May 9: After checking in to our hotel in New York on April 25, our first stop was the Carnegie Deli on Seventh Avenue at 55th Street. Its motto remains, “If you can finish your meal, we’ve done something wrong.” True, Starbucks is within sight these days, but the joint itself hasn’t changed much over the years. According to our receipt, Dorette Kerian and I shared a corned beef sandwich (guaranteed to have at least a pound of meat), coleslaw and strawberry cheesecake. The tab: $43.52.

May 5: Last week, Dorette Kerian and I visited our favorite paintings in four of New York’s art museums: The Guggenheim, Whitney, Museum of Modern Art, and Metropolitan Museum of Art.

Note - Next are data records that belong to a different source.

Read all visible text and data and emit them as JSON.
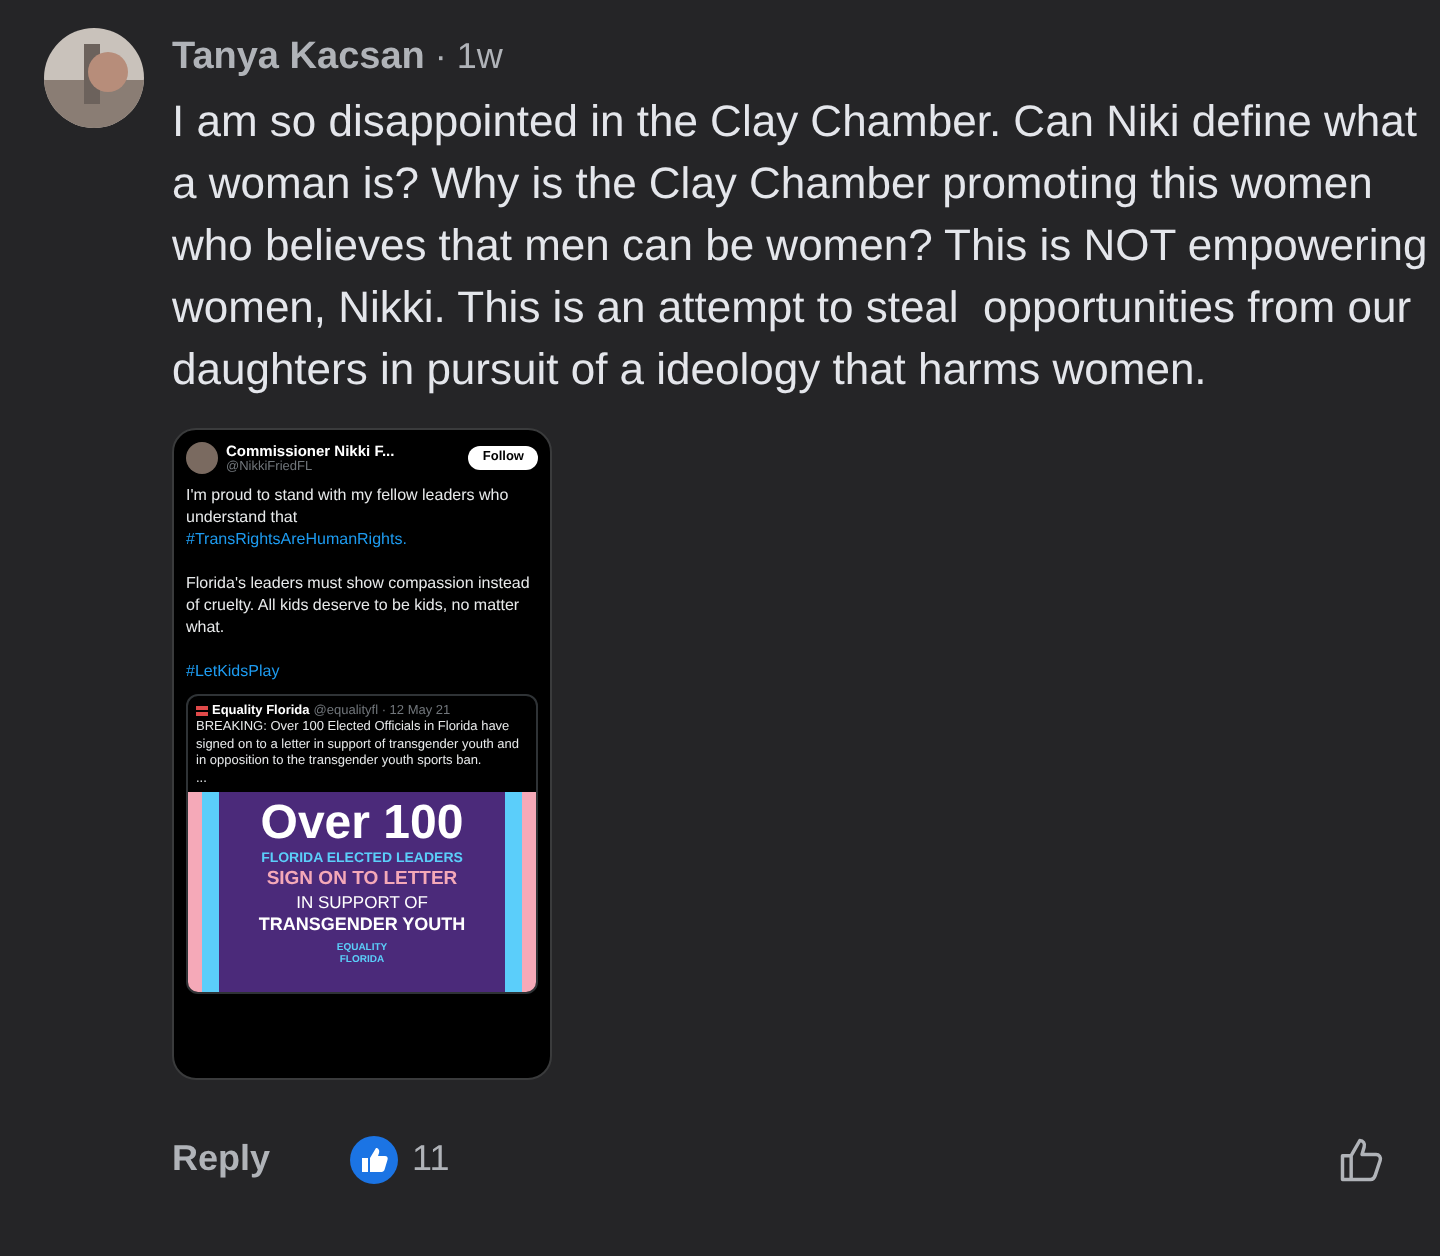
{
  "comment": {
    "author": "Tanya Kacsan",
    "time": "· 1w",
    "text": "I am so disappointed in the Clay Chamber. Can Niki define what a woman is? Why is the Clay Chamber promoting this women who believes that men can be women? This is NOT empowering women, Nikki. This is an attempt to steal  opportunities from our daughters in pursuit of a ideology that harms women."
  },
  "attachment": {
    "author": "Commissioner Nikki F...",
    "handle": "@NikkiFriedFL",
    "follow": "Follow",
    "paragraphs": [
      {
        "kind": "text",
        "text": "I'm proud to stand with my fellow leaders who understand that"
      },
      {
        "kind": "hashtag",
        "text": "#TransRightsAreHumanRights."
      },
      {
        "kind": "gap"
      },
      {
        "kind": "text",
        "text": "Florida's leaders must show compassion instead of cruelty. All kids deserve to be kids, no matter what."
      },
      {
        "kind": "gap"
      },
      {
        "kind": "hashtag",
        "text": "#LetKidsPlay"
      }
    ],
    "quote": {
      "author": "Equality Florida",
      "handle": "@equalityfl · 12 May 21",
      "text": "BREAKING: Over 100 Elected Officials in Florida have signed on to a letter in support of transgender youth and in opposition to the transgender youth sports ban.",
      "more": "...",
      "banner": {
        "headline": "Over 100",
        "line_1": "FLORIDA ELECTED LEADERS",
        "line_2": "SIGN ON TO LETTER",
        "line_3": "IN SUPPORT OF",
        "line_4": "TRANSGENDER YOUTH",
        "logo": "EQUALITY FLORIDA"
      }
    }
  },
  "actions": {
    "reply": "Reply",
    "likes": "11"
  }
}
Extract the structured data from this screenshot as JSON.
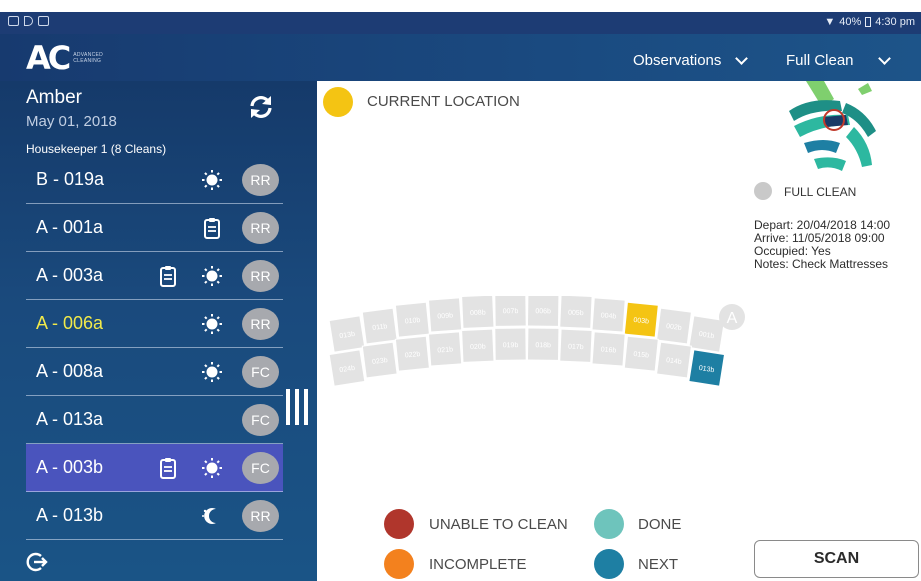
{
  "status_bar": {
    "battery": "40%",
    "time": "4:30 pm"
  },
  "app_bar": {
    "logo_text": "AC",
    "logo_sub_line1": "ADVANCED",
    "logo_sub_line2": "CLEANING",
    "dropdown_observations": "Observations",
    "dropdown_clean_type": "Full Clean"
  },
  "sidebar": {
    "user_name": "Amber",
    "date": "May 01, 2018",
    "housekeeper": "Housekeeper 1 (8 Cleans)",
    "rooms": [
      {
        "label": "B - 019a",
        "icons": [
          "sun-icon"
        ],
        "badge": "RR",
        "state": "normal"
      },
      {
        "label": "A - 001a",
        "icons": [
          "clipboard-icon"
        ],
        "badge": "RR",
        "state": "normal"
      },
      {
        "label": "A - 003a",
        "icons": [
          "clipboard-icon",
          "sun-icon"
        ],
        "badge": "RR",
        "state": "normal"
      },
      {
        "label": "A - 006a",
        "icons": [
          "sun-icon"
        ],
        "badge": "RR",
        "state": "active"
      },
      {
        "label": "A - 008a",
        "icons": [
          "sun-icon"
        ],
        "badge": "FC",
        "state": "normal"
      },
      {
        "label": "A - 013a",
        "icons": [],
        "badge": "FC",
        "state": "normal"
      },
      {
        "label": "A - 003b",
        "icons": [
          "clipboard-icon",
          "sun-icon"
        ],
        "badge": "FC",
        "state": "selected"
      },
      {
        "label": "A - 013b",
        "icons": [
          "moon-icon"
        ],
        "badge": "RR",
        "state": "normal"
      }
    ]
  },
  "main": {
    "current_location_label": "CURRENT LOCATION",
    "full_clean_label": "FULL CLEAN",
    "details": {
      "depart": "Depart: 20/04/2018 14:00",
      "arrive": "Arrive: 11/05/2018 09:00",
      "occupied": "Occupied: Yes",
      "notes": "Notes: Check Mattresses"
    },
    "section_marker": "A",
    "seats_top_row": [
      "013b",
      "011b",
      "010b",
      "009b",
      "008b",
      "007b",
      "006b",
      "005b",
      "004b",
      "003b",
      "002b",
      "001b"
    ],
    "seats_bottom_row": [
      "024b",
      "023b",
      "022b",
      "021b",
      "020b",
      "019b",
      "018b",
      "017b",
      "016b",
      "015b",
      "014b",
      "013b"
    ],
    "current_seat": "003b",
    "next_seat": "013b",
    "legend": {
      "unable_to_clean": "UNABLE TO CLEAN",
      "incomplete": "INCOMPLETE",
      "done": "DONE",
      "next": "NEXT"
    },
    "scan_button": "SCAN"
  },
  "colors": {
    "current": "#f4c413",
    "next": "#1e7fa3",
    "done": "#6ec4bc",
    "unable": "#b0362c",
    "incomplete": "#f3811e",
    "seat": "#e3e3e3",
    "selected_row": "#4a54bd",
    "active_text": "#f2ea4a"
  }
}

The works seemed to greet me like old friends, especially this one at the Met I first saw as a college kid in 1964: Renoir’s “Madame Charpentier and her children.”

May 3: Dorette and I felt safe in New York during our recent visit. We walked mostly (I logged 44 miles on my iPhone over four days), with just a few rides on the subway. I took this photo of well-armed NYC police in Times Square. According to the latest FBI statistics, New York had fewer violent crimes per 100,000 of population than did Philadelphia, Houston and Chicago, among other big cities.

May 2: Washington Square Park in Manhattan’s Greenwich Village, not far from where Bob Dylan lived as he began his career. When I first saw it in 1964 as college kid, Bob had already moved on. He’s a year older than me, so when Dorette Kerian took this picture of me on April 28, 2016, I was in his absence the most elderly guy there.

April 25: I first visited New York City as a college kid. Although I’ve returned many times on business or vacation, today was the first time in eight years. It’s a different place now, and I will need a while to sort it all out. This afternoon, after gorging ourselves at the Carnegie Deli, we spent much of our time in Central Park. There I had a “Proustian” moment remembering my strong reaction to The Lake and its model sailing boats when I first saw them back in 1964: “Hey, that’s where Dick and Jane played in those stories I read in the first grade back in North Dakota!”